Wednesday, 27 February 2008

Purpose in everyday life....

another week passed by...since I am here I realized how intense my life is, and I started to identify my emotions much easier. If during the weekend I am feeling peaceful and good, this week was the worst so far...
...lack of concentration and energy, lots of questions running through my head ... loneliness and apathy... once again I realized how important social life is for me.Not only in private but as well at work.I don't understand why people refuse to stick together and use a collective power of mind and put their efforts together with others...
I still believe that "where there are 2 people the strength/power is bigger". I was used to work in teams all the way through a project...with ups and downs, with fights and celebrations I was always striving together with somebody else...now I find myself in the challenging environment where I need to do the things myself and what is the bad part is that I don't have anybody to challenge the way I see the things, to build on my ideas and to open my mind....

I feel I am going through an intense experience and I feel I get more mature....by being a part of a multinational I see that this is NOT what I want to be a part of for the future...I am still dreaming of my Kindergarten and Summer Camps projects and I will do my best to have them!

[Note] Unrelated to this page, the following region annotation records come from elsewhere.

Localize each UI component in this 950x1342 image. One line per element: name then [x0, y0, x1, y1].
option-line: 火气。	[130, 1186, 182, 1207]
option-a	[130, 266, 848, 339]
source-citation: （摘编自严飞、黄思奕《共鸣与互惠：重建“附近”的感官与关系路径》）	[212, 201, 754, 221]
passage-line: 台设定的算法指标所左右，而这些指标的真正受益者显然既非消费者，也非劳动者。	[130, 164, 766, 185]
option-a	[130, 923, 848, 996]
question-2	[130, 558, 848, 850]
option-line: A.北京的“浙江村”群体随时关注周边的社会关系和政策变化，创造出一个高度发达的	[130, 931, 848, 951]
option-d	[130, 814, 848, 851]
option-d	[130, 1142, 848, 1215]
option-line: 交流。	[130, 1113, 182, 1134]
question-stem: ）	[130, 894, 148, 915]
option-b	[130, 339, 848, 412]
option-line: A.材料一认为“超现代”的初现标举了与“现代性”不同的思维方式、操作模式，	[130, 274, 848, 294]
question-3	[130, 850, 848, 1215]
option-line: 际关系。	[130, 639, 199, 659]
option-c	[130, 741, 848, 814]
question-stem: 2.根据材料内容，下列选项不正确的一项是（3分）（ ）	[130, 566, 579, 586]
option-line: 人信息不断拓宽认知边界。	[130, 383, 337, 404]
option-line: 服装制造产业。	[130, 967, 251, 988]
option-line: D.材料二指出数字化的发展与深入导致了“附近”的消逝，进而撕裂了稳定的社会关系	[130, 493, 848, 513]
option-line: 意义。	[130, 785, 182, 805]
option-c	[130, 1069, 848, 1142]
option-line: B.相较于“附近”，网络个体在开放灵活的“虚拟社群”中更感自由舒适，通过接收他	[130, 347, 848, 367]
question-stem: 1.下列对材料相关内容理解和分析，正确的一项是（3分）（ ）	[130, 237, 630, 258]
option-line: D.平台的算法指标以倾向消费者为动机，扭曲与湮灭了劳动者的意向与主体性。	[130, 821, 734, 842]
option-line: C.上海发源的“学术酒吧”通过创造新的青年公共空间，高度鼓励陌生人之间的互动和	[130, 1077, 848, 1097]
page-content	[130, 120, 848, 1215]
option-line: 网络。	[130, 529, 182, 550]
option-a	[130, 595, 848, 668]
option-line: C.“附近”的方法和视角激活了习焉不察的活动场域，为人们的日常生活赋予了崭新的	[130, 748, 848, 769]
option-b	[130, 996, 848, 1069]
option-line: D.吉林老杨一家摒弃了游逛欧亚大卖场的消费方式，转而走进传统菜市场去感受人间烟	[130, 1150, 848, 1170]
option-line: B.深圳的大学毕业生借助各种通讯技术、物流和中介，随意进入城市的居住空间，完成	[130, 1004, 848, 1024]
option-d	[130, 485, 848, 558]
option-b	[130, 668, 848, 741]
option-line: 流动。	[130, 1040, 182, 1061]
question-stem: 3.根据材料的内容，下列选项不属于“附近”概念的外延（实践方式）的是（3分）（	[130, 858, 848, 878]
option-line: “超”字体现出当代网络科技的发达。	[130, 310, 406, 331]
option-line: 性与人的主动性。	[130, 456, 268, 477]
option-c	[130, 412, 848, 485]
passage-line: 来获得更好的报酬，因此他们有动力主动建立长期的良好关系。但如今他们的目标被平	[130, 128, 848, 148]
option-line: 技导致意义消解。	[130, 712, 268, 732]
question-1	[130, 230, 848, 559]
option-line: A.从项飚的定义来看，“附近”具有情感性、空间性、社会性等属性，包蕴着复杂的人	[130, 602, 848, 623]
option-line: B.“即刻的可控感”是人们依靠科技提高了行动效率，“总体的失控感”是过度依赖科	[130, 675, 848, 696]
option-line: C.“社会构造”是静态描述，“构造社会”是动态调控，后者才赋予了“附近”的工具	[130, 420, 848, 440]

Sometimes I ask myself why life is it going so fast? why do we need to grow up and never be able to have the restless time and no worries ... to have courage and desire to DREAM and do things that we are not used to....to be honest I am afraid...what comes up - more responsibilities, less time, less courage and not too much dreaming... - I am afraid to get trapped in the system ... in a life without meaning and fulfillment ... and everyday I am trying to find a way to connect to myself and find my purpose....

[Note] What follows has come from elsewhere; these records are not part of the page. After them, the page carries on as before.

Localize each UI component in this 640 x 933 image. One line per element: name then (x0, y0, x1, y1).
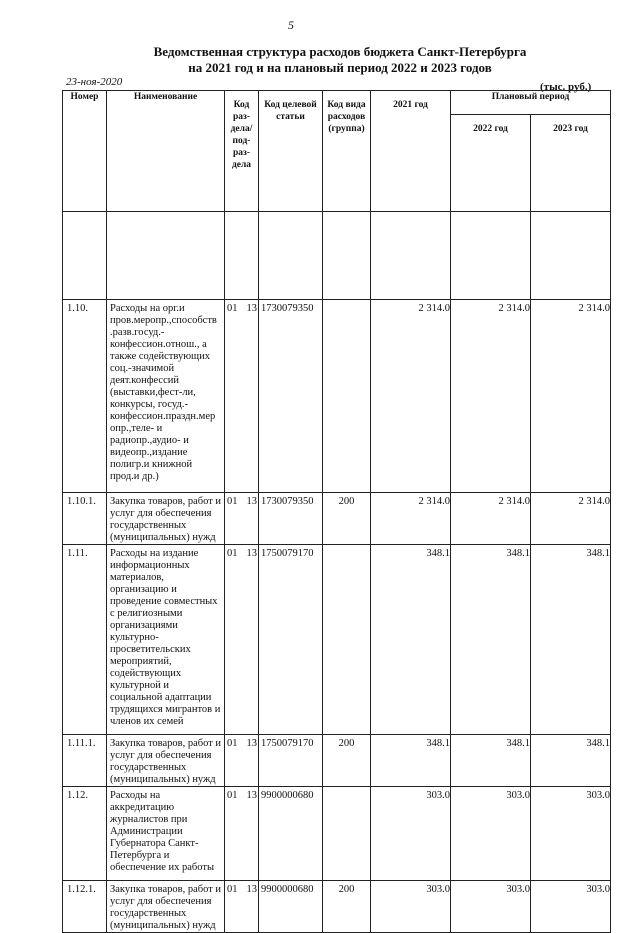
row-razdel-code: 01 (227, 790, 238, 801)
document-title-line-1: Ведомственная структура расходов бюджета Санкт-Петербурга (153, 44, 527, 59)
header-celevoy: Код целевой статьи (259, 91, 323, 212)
row-podrazdel-code: 13 (246, 496, 257, 507)
row-celevoy: 1750079170 (259, 545, 323, 735)
row-value-2023: 303.0 (531, 881, 611, 933)
row-value-2021: 303.0 (371, 881, 451, 933)
row-razdel (225, 787, 259, 881)
header-number: Номер (63, 91, 107, 212)
row-value-2021: 2 314.0 (371, 300, 451, 493)
row-name: Расходы на издание информационных материалов, организацию и проведение совместных с религиозными организациями культурно-просветительских мероприятий, содействующих культурной и социальной адаптации трудящихся мигрантов и членов их семей (107, 545, 225, 735)
document-date: 23-ноя-2020 (66, 76, 123, 88)
row-name: Закупка товаров, работ и услуг для обеспечения государственных (муниципальных) нужд (107, 735, 225, 787)
table-row (63, 493, 611, 545)
row-celevoy: 9900000680 (259, 881, 323, 933)
row-celevoy: 9900000680 (259, 787, 323, 881)
row-vid: 200 (323, 735, 371, 787)
header-year-2021: 2021 год (371, 91, 451, 212)
header-year-2022: 2022 год (451, 115, 531, 212)
header-razdel: Код раз- дела/ под- раз- дела (225, 91, 259, 212)
row-podrazdel-code: 13 (246, 548, 257, 559)
row-value-2022: 303.0 (451, 787, 531, 881)
table-row (63, 545, 611, 735)
row-number: 1.11. (63, 545, 107, 735)
row-razdel (225, 300, 259, 493)
row-number: 1.12.1. (63, 881, 107, 933)
row-value-2022: 348.1 (451, 545, 531, 735)
row-razdel-code: 01 (227, 548, 238, 559)
row-razdel (225, 735, 259, 787)
row-value-2022: 2 314.0 (451, 300, 531, 493)
row-name: Расходы на орг.и пров.меропр.,способств .разв.госуд.-конфессион.отнош., а также содействующих соц.-значимой деят.конфессий (выставки,фест-ли, конкурсы, госуд.-конфессион.праздн.мер опр.,теле- и радиопр.,аудио- и видеопр.,издание полигр.и книжной прод.и др.) (107, 300, 225, 493)
row-celevoy: 1730079350 (259, 300, 323, 493)
row-razdel (225, 545, 259, 735)
row-razdel (225, 881, 259, 933)
row-name: Расходы на аккредитацию журналистов при Администрации Губернатора Санкт-Петербурга и обеспечение их работы (107, 787, 225, 881)
row-value-2022: 303.0 (451, 881, 531, 933)
row-razdel-code: 01 (227, 303, 238, 314)
row-number: 1.10. (63, 300, 107, 493)
table-row (63, 300, 611, 493)
row-name: Закупка товаров, работ и услуг для обеспечения государственных (муниципальных) нужд (107, 493, 225, 545)
row-vid (323, 300, 371, 493)
row-value-2021: 2 314.0 (371, 493, 451, 545)
row-razdel-code: 01 (227, 496, 238, 507)
row-value-2022: 2 314.0 (451, 493, 531, 545)
table-row (63, 735, 611, 787)
row-podrazdel-code: 13 (246, 738, 257, 749)
row-vid: 200 (323, 493, 371, 545)
row-number: 1.10.1. (63, 493, 107, 545)
row-value-2022: 348.1 (451, 735, 531, 787)
row-name: Закупка товаров, работ и услуг для обеспечения государственных (муниципальных) нужд (107, 881, 225, 933)
row-celevoy: 1730079350 (259, 493, 323, 545)
table-row (63, 881, 611, 933)
row-celevoy: 1750079170 (259, 735, 323, 787)
row-vid (323, 545, 371, 735)
row-value-2023: 2 314.0 (531, 493, 611, 545)
row-number: 1.12. (63, 787, 107, 881)
row-value-2023: 2 314.0 (531, 300, 611, 493)
table-row (63, 787, 611, 881)
row-razdel (225, 493, 259, 545)
row-value-2023: 303.0 (531, 787, 611, 881)
row-value-2023: 348.1 (531, 735, 611, 787)
row-vid: 200 (323, 881, 371, 933)
row-razdel-code: 01 (227, 738, 238, 749)
row-razdel-code: 01 (227, 884, 238, 895)
row-podrazdel-code: 13 (246, 884, 257, 895)
row-podrazdel-code: 13 (246, 303, 257, 314)
row-vid (323, 787, 371, 881)
row-podrazdel-code: 13 (246, 790, 257, 801)
header-year-2023: 2023 год (531, 115, 611, 212)
row-value-2023: 348.1 (531, 545, 611, 735)
units-label: (тыс. руб.) (540, 81, 592, 93)
row-value-2021: 303.0 (371, 787, 451, 881)
row-value-2021: 348.1 (371, 545, 451, 735)
header-vid: Код вида расходов (группа) (323, 91, 371, 212)
row-value-2021: 348.1 (371, 735, 451, 787)
row-number: 1.11.1. (63, 735, 107, 787)
header-planned-period: Плановый период (451, 91, 611, 115)
header-name: Наименование (107, 91, 225, 212)
page-number: 5 (288, 18, 294, 32)
document-title-line-2: на 2021 год и на плановый период 2022 и 2023 годов (188, 60, 492, 75)
budget-table (62, 90, 611, 933)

oh well is not easy ... but it keeps me running to get closer to an understanding of myself and my own dreams....and I am sure I will find my way!

1 comments:

Kaa said...

dear, you will never get trapped in the system. You build your own system in any environment and it is your decision which way to go... and believe me when I see - you are on the rightest one, because every experiecne even if it is the hardest and toughest one - you will know much more where you belong to and what you want from life!